A visibilidade poderá ajudar a salvar estas crianças

Em fevereiro, Mário Cruz foi galardoado com o primeiro prémio na categoria Temas Contemporâneos, do reconhecido prémio de fotografia internacional World Press Photo. Para o fotojornalista, a visibilidade que o projeto conseguiu poderá ajudar a dar a conhecer a realidade destas crianças.

"Muitas crianças já foram resgatadas depois do World Press Photo. Claro que já tinham sido anteriormente também, mas depois do World PressPhoto houve um grande número de crianças resgatadas. O governo senegalês também entrou em contacto comigo para utilizar algumas fotografias numa campanha que irá percorrer o país para consciencializar e sensibilizar as pessoas para o que se está a passar”, afirma o jornalista.

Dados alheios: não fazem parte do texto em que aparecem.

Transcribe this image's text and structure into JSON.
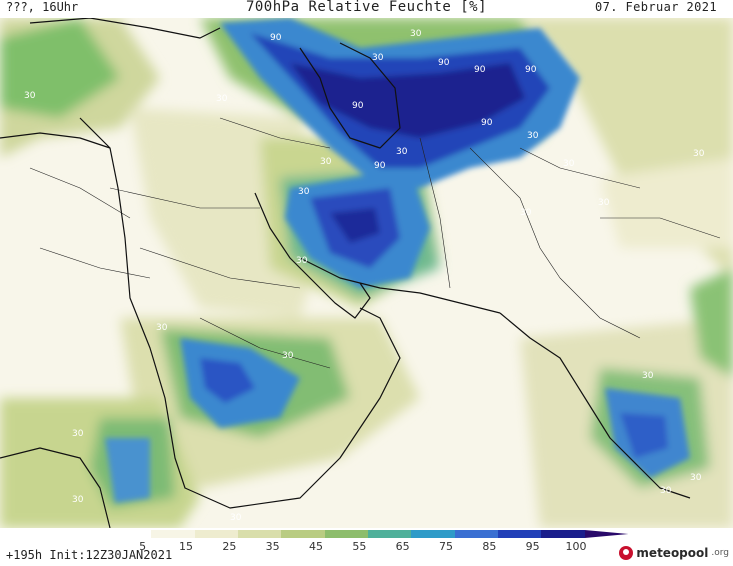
{
  "header": {
    "left": "???, 16Uhr",
    "title": "700hPa Relative Feuchte [%]",
    "date": "07. Februar 2021"
  },
  "footer": {
    "run": "+195h Init:12Z30JAN2021",
    "brand": "meteopool",
    "brand_tld": ".org"
  },
  "legend": {
    "ticks": [
      "5",
      "15",
      "25",
      "35",
      "45",
      "55",
      "65",
      "75",
      "85",
      "95",
      "100"
    ],
    "colors": [
      "#ffffff",
      "#f7f5e6",
      "#eeeccf",
      "#d9deab",
      "#b9cc82",
      "#8dbd6c",
      "#4fb09a",
      "#2f9bc8",
      "#3a6fd2",
      "#2240b8",
      "#1a1e8c",
      "#2a0a6a"
    ]
  },
  "map_labels": [
    {
      "text": "90"
    },
    {
      "text": "90"
    },
    {
      "text": "90"
    },
    {
      "text": "90"
    },
    {
      "text": "90"
    },
    {
      "text": "90"
    },
    {
      "text": "90"
    },
    {
      "text": "30"
    },
    {
      "text": "30"
    },
    {
      "text": "30"
    },
    {
      "text": "30"
    },
    {
      "text": "30"
    },
    {
      "text": "30"
    },
    {
      "text": "30"
    },
    {
      "text": "30"
    },
    {
      "text": "30"
    },
    {
      "text": "30"
    },
    {
      "text": "30"
    },
    {
      "text": "30"
    },
    {
      "text": "30"
    },
    {
      "text": "30"
    },
    {
      "text": "30"
    },
    {
      "text": "30"
    },
    {
      "text": "30"
    },
    {
      "text": "30"
    },
    {
      "text": "30"
    },
    {
      "text": "30"
    },
    {
      "text": "30"
    }
  ]
}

Apesar do prémio e da atenção que o projeto recebeu, as imagens não chegaram as todos os senegaleses e guineenses e, para Mário Cruz, a divulgação do que se passa nestas Daaras é um passo bastante importante para terminar com estes abusos às crianças.

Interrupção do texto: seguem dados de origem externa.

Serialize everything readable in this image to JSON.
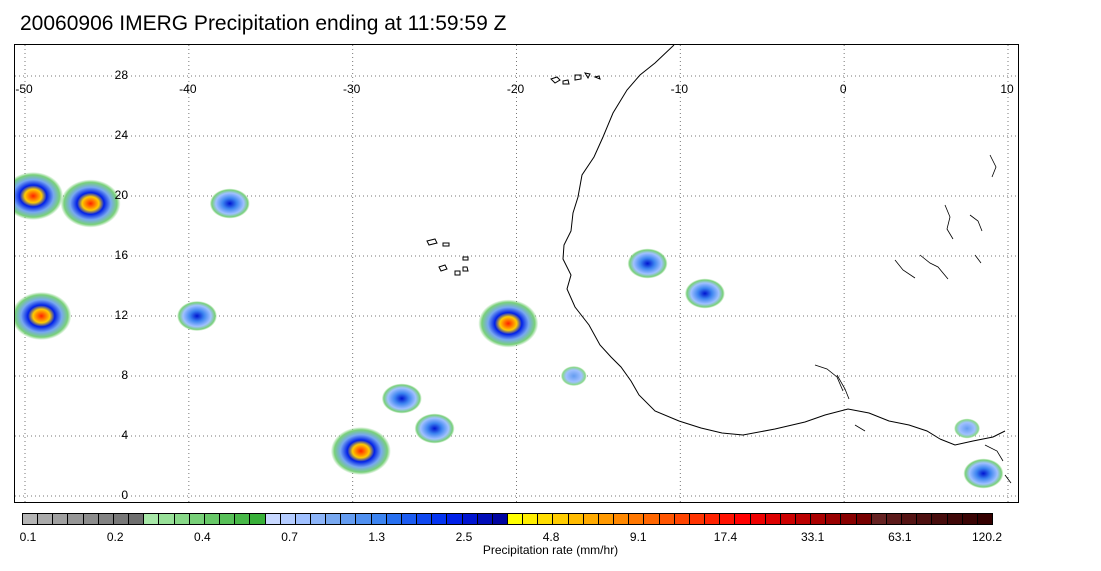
{
  "title": "20060906 IMERG Precipitation ending at 11:59:59 Z",
  "map": {
    "lon_ticks": [
      "-50",
      "-40",
      "-30",
      "-20",
      "-10",
      "0",
      "10"
    ],
    "lat_ticks": [
      "28",
      "24",
      "20",
      "16",
      "12",
      "8",
      "4",
      "0"
    ],
    "lon_range": [
      -50,
      10
    ],
    "lat_range": [
      -0.5,
      29.5
    ],
    "grid": "dotted",
    "coastline_color": "#000000"
  },
  "colorbar": {
    "label": "Precipitation rate (mm/hr)",
    "tick_labels": [
      "0.1",
      "0.2",
      "0.4",
      "0.7",
      "1.3",
      "2.5",
      "4.8",
      "9.1",
      "17.4",
      "33.1",
      "63.1",
      "120.2"
    ],
    "colors": [
      "#b4b4b4",
      "#aaaaaa",
      "#a0a0a0",
      "#969696",
      "#8c8c8c",
      "#828282",
      "#787878",
      "#6e6e6e",
      "#a8e8a8",
      "#98e098",
      "#88d888",
      "#78d078",
      "#68c868",
      "#58c058",
      "#48b848",
      "#38b038",
      "#c8d8ff",
      "#b4ccff",
      "#a0c0ff",
      "#8cb4f8",
      "#78a8f0",
      "#649cf0",
      "#5090f0",
      "#3c84f0",
      "#2870f0",
      "#1c5cf0",
      "#1048f0",
      "#0434f0",
      "#0020e8",
      "#0014d0",
      "#000cb8",
      "#0004a0",
      "#ffff00",
      "#ffee00",
      "#ffdd00",
      "#ffcc00",
      "#ffbb00",
      "#ffaa00",
      "#ff9900",
      "#ff8800",
      "#ff7700",
      "#ff6600",
      "#ff5500",
      "#ff4400",
      "#ff3300",
      "#ff2200",
      "#ff1100",
      "#ff0000",
      "#ee0000",
      "#dd0000",
      "#cc0000",
      "#bb0000",
      "#aa0000",
      "#990000",
      "#880000",
      "#770000",
      "#662222",
      "#5c1a1a",
      "#551414",
      "#4e1010",
      "#470c0c",
      "#400808",
      "#3a0404",
      "#340000"
    ]
  },
  "rain_cells": [
    {
      "lon": -49.5,
      "lat": 20.0,
      "peak": "heavy"
    },
    {
      "lon": -46.0,
      "lat": 19.5,
      "peak": "heavy"
    },
    {
      "lon": -49.0,
      "lat": 12.0,
      "peak": "heavy"
    },
    {
      "lon": -37.5,
      "lat": 19.5,
      "peak": "moderate"
    },
    {
      "lon": -39.5,
      "lat": 12.0,
      "peak": "moderate"
    },
    {
      "lon": -27.0,
      "lat": 6.5,
      "peak": "moderate"
    },
    {
      "lon": -29.5,
      "lat": 3.0,
      "peak": "heavy"
    },
    {
      "lon": -25.0,
      "lat": 4.5,
      "peak": "moderate"
    },
    {
      "lon": -20.5,
      "lat": 11.5,
      "peak": "heavy"
    },
    {
      "lon": -12.0,
      "lat": 15.5,
      "peak": "moderate"
    },
    {
      "lon": -8.5,
      "lat": 13.5,
      "peak": "moderate"
    },
    {
      "lon": -16.5,
      "lat": 8.0,
      "peak": "light"
    },
    {
      "lon": 8.5,
      "lat": 1.5,
      "peak": "moderate"
    },
    {
      "lon": 7.5,
      "lat": 4.5,
      "peak": "light"
    }
  ]
}
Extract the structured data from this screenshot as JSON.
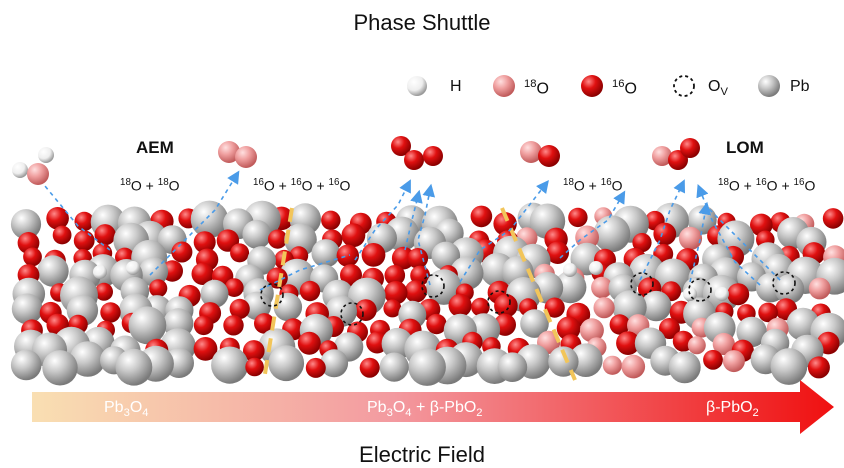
{
  "title": "Phase Shuttle",
  "footer": "Electric Field",
  "legend": [
    {
      "symbol": "H",
      "label": "H"
    },
    {
      "symbol": "18O",
      "label_sup": "18",
      "label": "O"
    },
    {
      "symbol": "16O",
      "label_sup": "16",
      "label": "O"
    },
    {
      "symbol": "Ov",
      "label": "O",
      "label_sub": "V"
    },
    {
      "symbol": "Pb",
      "label": "Pb"
    }
  ],
  "mechanisms": {
    "left": "AEM",
    "right": "LOM"
  },
  "reactions": [
    {
      "text": "18O + 18O",
      "parts": [
        "18",
        "O + ",
        "18",
        "O"
      ]
    },
    {
      "text": "16O + 16O + 16O",
      "parts": [
        "16",
        "O + ",
        "16",
        "O + ",
        "16",
        "O"
      ]
    },
    {
      "text": "18O + 16O",
      "parts": [
        "18",
        "O + ",
        "16",
        "O"
      ]
    },
    {
      "text": "18O + 16O + 16O",
      "parts": [
        "18",
        "O + ",
        "16",
        "O + ",
        "16",
        "O"
      ]
    }
  ],
  "phases": [
    {
      "base": "Pb",
      "sub1": "3",
      "mid": "O",
      "sub2": "4"
    },
    {
      "text": "Pb3O4 + β-PbO2"
    },
    {
      "base": "β-PbO",
      "sub": "2"
    }
  ],
  "colors": {
    "pb": "#b8b8b8",
    "o16": "#e01010",
    "o18": "#f08080",
    "h": "#f4f4f4",
    "arrow_start": "#f9d9a8",
    "arrow_end": "#f01010",
    "trajectory": "#4a9be8",
    "boundary": "#f2c55a"
  }
}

Fotograf Mário Cruz - Projekt Talibes Kids
Depois de serem forçadas a pedir dinheiro nas ruas do Senegal, os Talibés são vítimas de abusos físicosFoto: Mário Cruz

“Apesar de o tráfico de crianças contribuir imenso para os números dos Talibés, muitos dos pais ainda acreditam que é um sistema de educação bom para os seus filhos. Muitos dos pais senegaleses entregam os seus filhos para estas Daaras e muitos deles não se apercebem que, neste momento, muitos destes sítios já não existem para educar crianças”, alerta o fotojornalista.

Para colmatar a ausência e a falta de espaço na divulgação destes abusos, o próximo passo é publicar as imagens em livro, de modo a poder chegar a ainda mais pessoas e pressionar as autoridades a agir, e assim garantir um melhor futuro para estas crianças.

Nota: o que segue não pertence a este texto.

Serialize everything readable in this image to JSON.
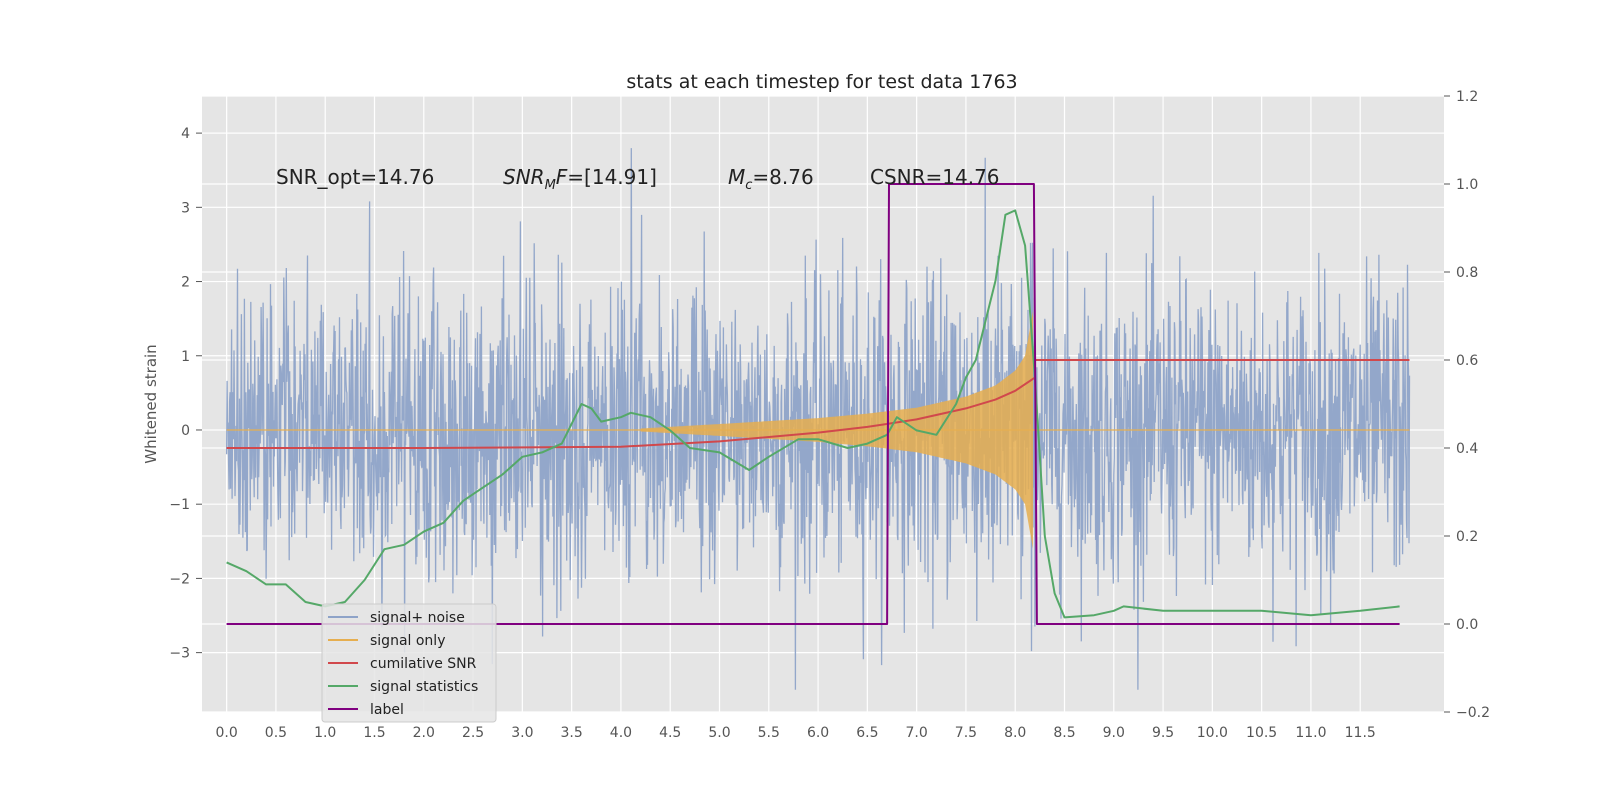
{
  "chart_data": {
    "type": "line",
    "title": "stats at each timestep for test data 1763",
    "xlabel": "",
    "ylabel": "Whitened strain",
    "y2label": "",
    "xlim": [
      -0.25,
      12.35
    ],
    "ylim": [
      -3.8,
      4.5
    ],
    "y2lim": [
      -0.2,
      1.2
    ],
    "x_ticks": [
      "0.0",
      "0.5",
      "1.0",
      "1.5",
      "2.0",
      "2.5",
      "3.0",
      "3.5",
      "4.0",
      "4.5",
      "5.0",
      "5.5",
      "6.0",
      "6.5",
      "7.0",
      "7.5",
      "8.0",
      "8.5",
      "9.0",
      "9.5",
      "10.0",
      "10.5",
      "11.0",
      "11.5"
    ],
    "y_ticks": [
      "−3",
      "−2",
      "−1",
      "0",
      "1",
      "2",
      "3",
      "4"
    ],
    "y2_ticks": [
      "−0.2",
      "0.0",
      "0.2",
      "0.4",
      "0.6",
      "0.8",
      "1.0",
      "1.2"
    ],
    "grid": true,
    "legend_position": "lower-left",
    "annotations": {
      "snr_opt": "SNR_opt=14.76",
      "snr_mf_base": "SNR",
      "snr_mf_sub": "M",
      "snr_mf_rest": "F=[14.91]",
      "mc_base": "M",
      "mc_sub": "c",
      "mc_rest": "=8.76",
      "csnr": "CSNR=14.76"
    },
    "series": [
      {
        "name": "signal+ noise",
        "color": "#8ea3c8",
        "axis": "left",
        "description_values": "noise ~ N(0,1), std 1, duration 0-12 s"
      },
      {
        "name": "signal only",
        "color": "#e6ae4f",
        "axis": "left",
        "envelope": {
          "x": [
            4.2,
            5.0,
            6.0,
            6.5,
            7.0,
            7.5,
            7.8,
            8.0,
            8.1,
            8.18
          ],
          "amp": [
            0.02,
            0.08,
            0.16,
            0.22,
            0.3,
            0.45,
            0.6,
            0.8,
            1.0,
            1.6
          ]
        }
      },
      {
        "name": "cumilative SNR",
        "color": "#d1484c",
        "axis": "right",
        "x": [
          0.0,
          2.0,
          4.0,
          5.0,
          6.0,
          6.5,
          7.0,
          7.5,
          7.8,
          8.0,
          8.2,
          8.2,
          12.0
        ],
        "values": [
          0.4,
          0.4,
          0.403,
          0.415,
          0.435,
          0.448,
          0.465,
          0.49,
          0.51,
          0.53,
          0.56,
          0.6,
          0.6
        ]
      },
      {
        "name": "signal statistics",
        "color": "#55a868",
        "axis": "right",
        "x": [
          0.0,
          0.2,
          0.4,
          0.6,
          0.8,
          1.0,
          1.2,
          1.4,
          1.6,
          1.8,
          2.0,
          2.2,
          2.4,
          2.6,
          2.8,
          3.0,
          3.2,
          3.4,
          3.6,
          3.7,
          3.8,
          4.0,
          4.1,
          4.3,
          4.5,
          4.7,
          5.0,
          5.3,
          5.5,
          5.8,
          6.0,
          6.3,
          6.5,
          6.7,
          6.8,
          7.0,
          7.2,
          7.4,
          7.5,
          7.6,
          7.8,
          7.9,
          8.0,
          8.1,
          8.2,
          8.3,
          8.4,
          8.5,
          8.8,
          9.0,
          9.1,
          9.5,
          10.0,
          10.5,
          11.0,
          11.5,
          11.9
        ],
        "values": [
          0.14,
          0.12,
          0.09,
          0.09,
          0.05,
          0.04,
          0.05,
          0.1,
          0.17,
          0.18,
          0.21,
          0.23,
          0.28,
          0.31,
          0.34,
          0.38,
          0.39,
          0.41,
          0.5,
          0.49,
          0.46,
          0.47,
          0.48,
          0.47,
          0.44,
          0.4,
          0.39,
          0.35,
          0.38,
          0.42,
          0.42,
          0.4,
          0.41,
          0.43,
          0.47,
          0.44,
          0.43,
          0.5,
          0.56,
          0.6,
          0.78,
          0.93,
          0.94,
          0.86,
          0.56,
          0.2,
          0.07,
          0.015,
          0.02,
          0.03,
          0.04,
          0.03,
          0.03,
          0.03,
          0.02,
          0.03,
          0.04
        ]
      },
      {
        "name": "label",
        "color": "#800080",
        "axis": "right",
        "x": [
          0.0,
          6.7,
          6.72,
          8.19,
          8.22,
          11.9
        ],
        "values": [
          0.0,
          0.0,
          1.0,
          1.0,
          0.0,
          0.0
        ]
      }
    ]
  }
}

“O objetivo é angariar 24 mil euros. Esse dinheiro servirá para criar mil exemplares que serão distribuídos mundialmente. Uma parte considerável será fornecida a escolas e bibliotecas no Senegal e na Guiné-Bissau, mas também estamos a tentar que seja possível entregar os livros a outros países limítrofes ao Senegal.”

Para angariar o montante, está a decorrer uma campanha na plataforma Kickstarter. Cada pessoa poderá contribuir com qualquer montante, para ajudar à publicação do livro.